4. Financial position of company as on September 30, 2024.

  1. Net Profit - Net profit of company showing increasing trend which is showing the company is giving a good performance since last 3 FY. Company profit in March 2022 is Rs. 0.5 crores and in March 2023 is Rs. 0.97 crore and in March 2024 is Rs.8.69 crore.

  2. Equity Capital - Equity capital of the company is increased from Rs. 4.75 Crore in FY March 2022 to 11.88 Crore in FY Sep 2024.

  3. Reserves - Reserves of the company increasing every year which shows that company is keeping emergency reserve for the company operational and financial purpose. Reserves value Rs. 2.87 crore in FY 2023, Rs. 4.43 crore in March 2024 and Rs. 8.97 crores in Sep 2024.

  4. Borrowings - Borrowing of the company is continuously increasing due to which interest cost of the company will increase and will make impact on profit of the company. Company may be taken this borrowing for the expansion till date and may be after taking the investor fund this borrowing may be reduced. Borrowings of the company is increased from Rs 28.77 crore in March 2023 to Rs. 30.56 crore in Sep 2024.

  5. Fixed Assets - Fixed Assets increased from Rs.14.37 crore in March 2024 to Rs. 21.36 crore in Sep 2024.

  6. Inventories - Inventory of the company increased from Rs. 9.73 crore in March 2023 to Rs.14.93 crore and Rs. 14.55 crore in Sep 2024.

  7. Trade receivables - Trade receivables of the company is showing increasing value which may affect financial position of the company i.e risk of non payment or delayed payment. Trade receivable of the company in March 2022 is Rs. 7.5 crore and in March 2023 is Rs. 8.97 crore and in March 2024 is Rs. 10.73 crore and in Sep 2024 is Rs. 12.72 crore.

    - This could affect the company's ability to meet short-term obligations, such as paying suppliers or covering operating expenses.

    - A growing amount of trade receivables suggests that the company might be struggling with efficient collection processes.

5. Ratios

  1. Debtor Days - As we seen that Trade receivable values increased every year which is a result of debtor days increased from 81.94 days to 102.18 days between the period of March 2022 to March 2024.

  2. Days Payable(Creditors) - Creditors increased from 20.21 Days to 35.97 Days between the period March 2023 to March 2024.

  3. Cash Conversion cycle - The Cash Conversion Cycle (CCC) is a key financial metric that measures the time it takes for a company to convert its investments in inventory and other resource inputs into cash flows from sales. Essentially, it shows how efficiently a company manages its working capital. Company Cash Conversion Cycle is increased from 197 days to 369 days.

    - An increasing CCC is a signal that the company is becoming less efficient in managing its working capital, which can lead to liquidity problems and higher financial costs.

    If the trend continues over time, it could harm the company's profitability, growth prospects, and overall financial stability.

  4. Working capital days - Working capital days are increased from 171 days to 212 days between the period March 2022 to March 2024. If working capital days are increasing, it indicates that the company is taking longer to convert its working capital into revenue or cash.
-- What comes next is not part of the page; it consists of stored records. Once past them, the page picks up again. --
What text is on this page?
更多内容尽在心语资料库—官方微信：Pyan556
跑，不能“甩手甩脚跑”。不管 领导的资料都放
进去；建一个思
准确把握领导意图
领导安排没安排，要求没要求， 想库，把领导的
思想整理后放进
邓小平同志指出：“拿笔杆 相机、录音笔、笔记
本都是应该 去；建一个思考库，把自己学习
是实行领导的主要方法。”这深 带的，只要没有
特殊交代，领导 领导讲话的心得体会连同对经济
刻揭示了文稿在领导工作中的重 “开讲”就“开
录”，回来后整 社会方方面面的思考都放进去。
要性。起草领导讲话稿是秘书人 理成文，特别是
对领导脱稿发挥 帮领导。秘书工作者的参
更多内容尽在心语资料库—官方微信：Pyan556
This can be a red flag and poses several risks to the business.

  5. ROCE - Return on Capital employed is increased from 10.54% to 34.98% between the period March 2023 to March 2024. It generally signals improvement in a company’s financial health and efficiency. Positive implication of increasing ROCE is Improved Profitability, Efficient Use of Capital, Better Operational Performance, Enhanced Asset Utilization, Positive Investor Perception, Sustainability of Growth.